One problem with this is, of course, that he never tells us what he or the research subjects mean by "happiness." In the particular example described above, I strongly suspect that if the subjects were given a chance to fully articulate their feelings, their predictions would be fairly close to reality. Most would-be parents would probably say they expect that having children will add depth and meaning to their lives, and will give rise both to moments of great joy and to hours of tedium and frustration. This prediction, for the most part, will probably turn out to be true. Moreover, most people with this belief would probably answer "yes" to a survey question asking whether they believed that having children would increase their happiness. But these very same people, when asked how they felt at a particular moment, might well respond "frustrated," "bored," "overwhelmed," or even "miserable" -- especially if the question were asked at the end of a long afternoon with a cranky toddler. Gilbert does not seem to consider that short-term displeasure can be entirely consistent with long-term satisfaction -- or that a meaning and satisfaction -- and ultimately happiness -- often emerge directly from -- not despite of -- a struggle.
To give another example, Gilbert says that most people would probably predict that being jilted at the altar would cause them tremendous unhappiness, but that most people who actually have been jilted probably think that it was "the best thing that ever happened to them." In truth, the actual experience is probably both of those things, and if allowed to elaborate on their feelings, most people would probably imagine they would feel close to how they would actually feel. The feelings would probably be something along the following lines: "it was a tremendously humiliating experience that caused me great embarassment and pain, and in fact, still causes me great embarassment and pain, but ultimately I'm glad I discovered what a selfish jerk my fiance was before I married him." Such a bride might accurately state that being jilted at the altar was the best and worst thing that ever happened to her.

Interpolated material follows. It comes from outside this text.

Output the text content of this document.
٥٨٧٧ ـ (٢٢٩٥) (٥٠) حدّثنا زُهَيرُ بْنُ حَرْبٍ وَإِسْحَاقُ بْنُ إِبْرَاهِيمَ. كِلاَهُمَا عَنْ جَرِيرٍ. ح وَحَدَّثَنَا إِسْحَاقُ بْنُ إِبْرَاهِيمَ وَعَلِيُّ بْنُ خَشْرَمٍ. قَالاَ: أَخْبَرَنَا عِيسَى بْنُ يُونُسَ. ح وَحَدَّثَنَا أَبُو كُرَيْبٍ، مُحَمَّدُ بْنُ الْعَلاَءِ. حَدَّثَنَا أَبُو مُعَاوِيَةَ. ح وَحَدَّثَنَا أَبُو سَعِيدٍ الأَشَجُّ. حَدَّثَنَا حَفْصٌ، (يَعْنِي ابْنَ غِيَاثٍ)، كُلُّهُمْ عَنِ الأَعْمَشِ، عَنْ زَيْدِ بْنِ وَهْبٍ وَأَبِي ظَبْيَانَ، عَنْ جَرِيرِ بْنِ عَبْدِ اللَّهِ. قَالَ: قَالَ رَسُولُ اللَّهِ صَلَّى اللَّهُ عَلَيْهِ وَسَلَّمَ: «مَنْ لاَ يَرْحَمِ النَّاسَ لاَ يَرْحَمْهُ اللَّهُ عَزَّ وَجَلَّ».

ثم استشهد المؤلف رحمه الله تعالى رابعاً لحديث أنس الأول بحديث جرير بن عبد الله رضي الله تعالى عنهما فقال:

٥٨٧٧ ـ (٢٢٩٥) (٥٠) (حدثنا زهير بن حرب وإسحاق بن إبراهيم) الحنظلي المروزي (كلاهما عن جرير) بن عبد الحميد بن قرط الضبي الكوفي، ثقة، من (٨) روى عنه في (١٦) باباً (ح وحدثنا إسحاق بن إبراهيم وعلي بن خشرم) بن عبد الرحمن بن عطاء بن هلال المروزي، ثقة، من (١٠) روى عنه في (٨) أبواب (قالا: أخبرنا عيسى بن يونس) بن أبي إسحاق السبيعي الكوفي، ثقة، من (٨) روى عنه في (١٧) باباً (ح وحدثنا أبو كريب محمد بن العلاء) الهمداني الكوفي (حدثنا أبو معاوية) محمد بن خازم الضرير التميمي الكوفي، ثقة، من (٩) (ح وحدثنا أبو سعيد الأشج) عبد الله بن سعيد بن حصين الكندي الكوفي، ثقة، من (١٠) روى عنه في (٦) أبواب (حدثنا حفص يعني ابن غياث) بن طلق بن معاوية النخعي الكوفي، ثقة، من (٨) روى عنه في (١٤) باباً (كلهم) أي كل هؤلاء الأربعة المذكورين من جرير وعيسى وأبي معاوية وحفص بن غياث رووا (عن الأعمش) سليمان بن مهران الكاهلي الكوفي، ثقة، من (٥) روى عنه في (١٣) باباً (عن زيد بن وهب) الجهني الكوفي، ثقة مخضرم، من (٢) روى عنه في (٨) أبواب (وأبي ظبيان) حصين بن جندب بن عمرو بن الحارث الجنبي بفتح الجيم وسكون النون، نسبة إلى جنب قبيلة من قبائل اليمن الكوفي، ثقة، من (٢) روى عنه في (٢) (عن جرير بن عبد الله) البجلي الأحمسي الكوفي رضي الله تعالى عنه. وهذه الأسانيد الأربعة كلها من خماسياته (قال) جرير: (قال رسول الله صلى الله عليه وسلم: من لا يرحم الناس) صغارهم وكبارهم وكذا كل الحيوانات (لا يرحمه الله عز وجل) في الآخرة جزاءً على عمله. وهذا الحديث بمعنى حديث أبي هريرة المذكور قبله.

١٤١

Gilbert does not seem to acknowledge that such apparently contradictory responses can, in fact, be entirely consistent. The most painful experiences might ultimately have the most meaning precisely because of their intensity, and an experience that is accurately predicted to cause great suffering might utlimately become a catalyst for positive change. To put it more bluntly, the cancer that caused a shift in your world view might be the best thing that ever happened to you, but you might lay down your own life before you would allow such suffering to be inflicted on the ones you love. The apparent contradictions between predicted and actual feelings that are the focus of Gilbert's book may well reflect more the inadequacies of social science surveys than any deep-seated delusions about what ultimately will give us a sense of meaning, satisfaction and contentment in our lives.
All and all, this is a book with a lot of fun vignettes, but without the depth that would make this a truly satisfying read.